La vida no avanza en capítulos ordenados. No hay introducción, desarrollo y
final claro. Todo se mezcla. Lo bueno con lo malo, lo que duele con lo que
enseña. Hay días en los que te sientes orgulloso de ti mismo y otros en los que
no te reconoces. Días en los que quieres comerte el mundo y otros en los que
apenas puedes levantarte de la cama. Ambos forman parte del proceso.
Con el tiempo entiendes que no todo merece una explicación. Hay cosas que
pasan y punto. No porque tú fallaste, no porque hiciste algo mal, simplemente
porque así es la vida. Buscar culpables a veces solo prolonga el dolor. Aceptar
no significa estar de acuerdo, significa dejar de pelear con algo que ya ocurrió.
Nos enseñan a pensar demasiado en el futuro, a planear cada paso, a
preocuparnos por lo que viene. Pero casi nadie nos enseña a vivir el presente
sin culpa. A disfrutar sin pensar que algo malo va a pasar después. A estar
tranquilos sin sentir que estamos perdiendo el tiempo. Vivir también es
descansar, aunque el mundo diga lo contrario.
Hay personas que te marcan sin proponérselo.

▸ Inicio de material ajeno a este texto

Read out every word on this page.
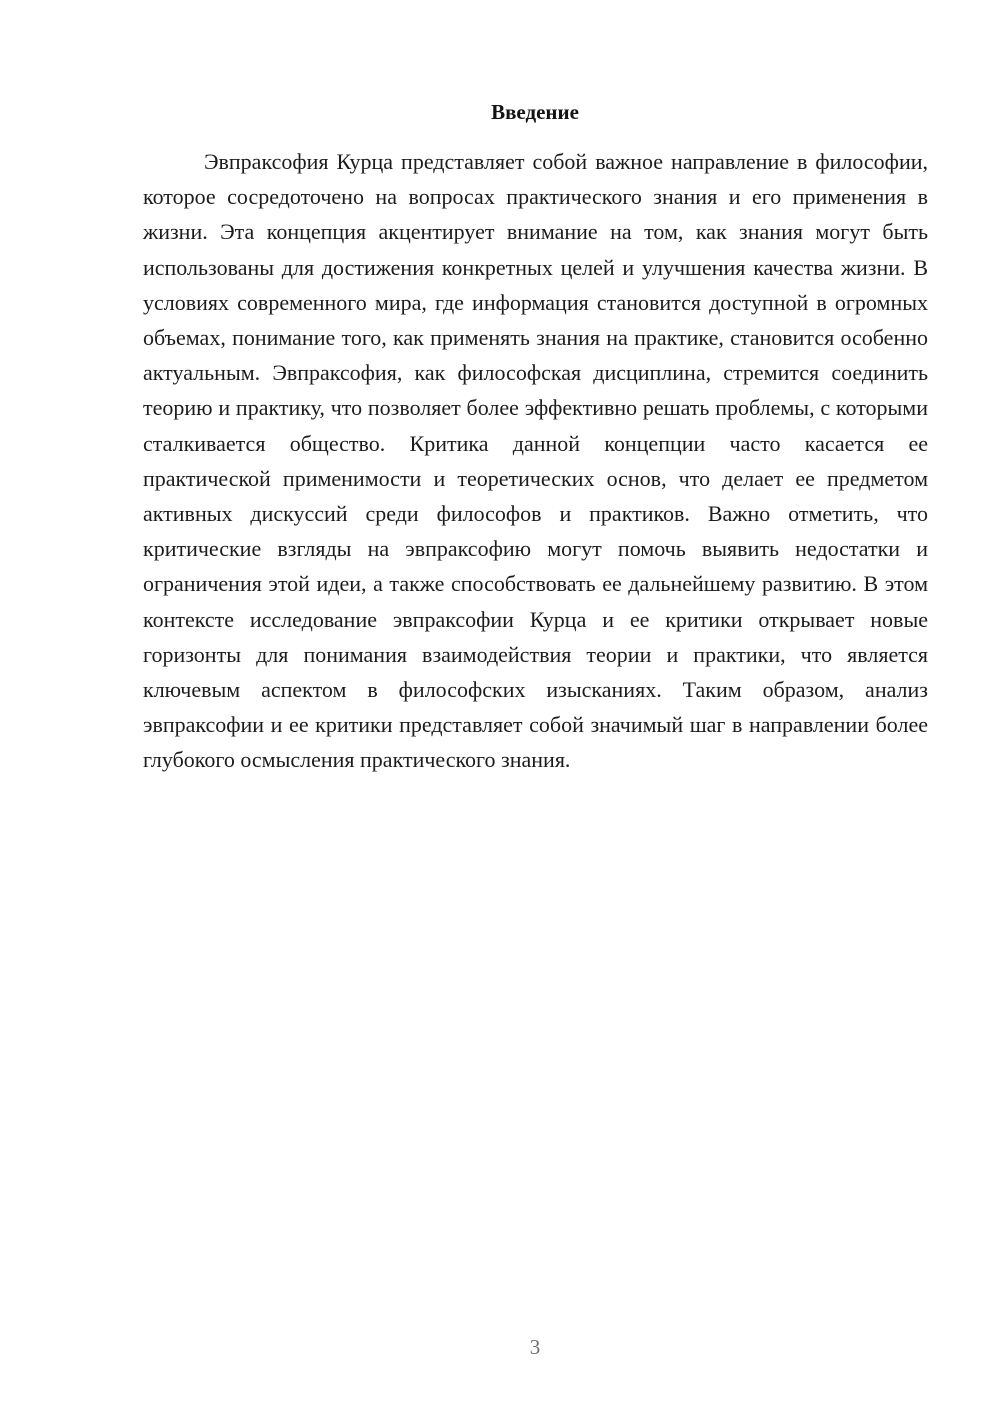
Введение

Эвпраксофия Курца представляет собой важное направление в философии, которое сосредоточено на вопросах практического знания и его применения в жизни. Эта концепция акцентирует внимание на том, как знания могут быть использованы для достижения конкретных целей и улучшения качества жизни. В условиях современного мира, где информация становится доступной в огромных объемах, понимание того, как применять знания на практике, становится особенно актуальным. Эвпраксофия, как философская дисциплина, стремится соединить теорию и практику, что позволяет более эффективно решать проблемы, с которыми сталкивается общество. Критика данной концепции часто касается ее практической применимости и теоретических основ, что делает ее предметом активных дискуссий среди философов и практиков. Важно отметить, что критические взгляды на эвпраксофию могут помочь выявить недостатки и ограничения этой идеи, а также способствовать ее дальнейшему развитию. В этом контексте исследование эвпраксофии Курца и ее критики открывает новые горизонты для понимания взаимодействия теории и практики, что является ключевым аспектом в философских изысканиях. Таким образом, анализ эвпраксофии и ее критики представляет собой значимый шаг в направлении более глубокого осмысления практического знания.

3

No llegan para enseñarte una
lección ni para cambiarte la vida de forma dramática. Simplemente son ellas
mismas. Y aun así, dejan huella. Te enseñan nuevas formas de ver las cosas, te
hacen cuestionarte lo que dabas por hecho, te muestran partes de ti que no
conocías. Cuando se van, no te quitan algo, pero te dejan distinto.
No todas las despedidas son claras. Algunas no tienen una última
conversación, ni un cierre, ni un adiós formal. Solo un día dejas de hablar, de
escribir, de buscar. Y eso duele más que cualquier ruptura evidente. Porque te
quedas con preguntas, con palabras atrapadas, con finales que nunca llegaron.
El miedo es una constante. Miedo a fallar, a decepcionar, a quedarte atrás, a
no ser suficiente. Aunque finjas seguridad, el miedo siempre encuentra la
forma de colarse. Lo importante no es no tener miedo, sino no dejar que decida
por ti. Aun así, hay días en los que el miedo gana, y eso también es humano.
Crecemos aprendiendo a escondernos. A mostrar solo lo que creemos
aceptable. A guardar lo que duele para no incomodar. A reír cuando queremos
callar. Y con el tiempo, nos perdemos un poco en esa versión que creamos para
sobrevivir. Volver a encontrarte es un proceso lento, pero necesario.
No todo el mundo va a entenderte, y no todo el mundo tiene que hacerlo.
Esperar comprensión de todos es una carga demasiado pesada. A veces basta
con que tú sepas por qué haces lo que haces, por qué sientes lo que sientes. Tu
verdad no necesita aprobación constante para ser válida.
El amor no siempre llega como lo imaginas. A veces no es intenso ni perfecto, a
veces es torpe, confuso, lleno de dudas. Pero cuando es real, se siente. No
porque todo sea fácil, sino porque incluso en la dificultad hay ganas de
intentarlo. Y aun así, el amor no garantiza permanencia.
Hay amores que no se concretan, pero dejan marca. Que no se viven del todo,
pero se sienten completos. Que no avanzan, pero tampoco desaparecen. Son
amores que viven en la memoria, no como una herida abierta, sino como un
recuerdo que te acompañó en una etapa importante.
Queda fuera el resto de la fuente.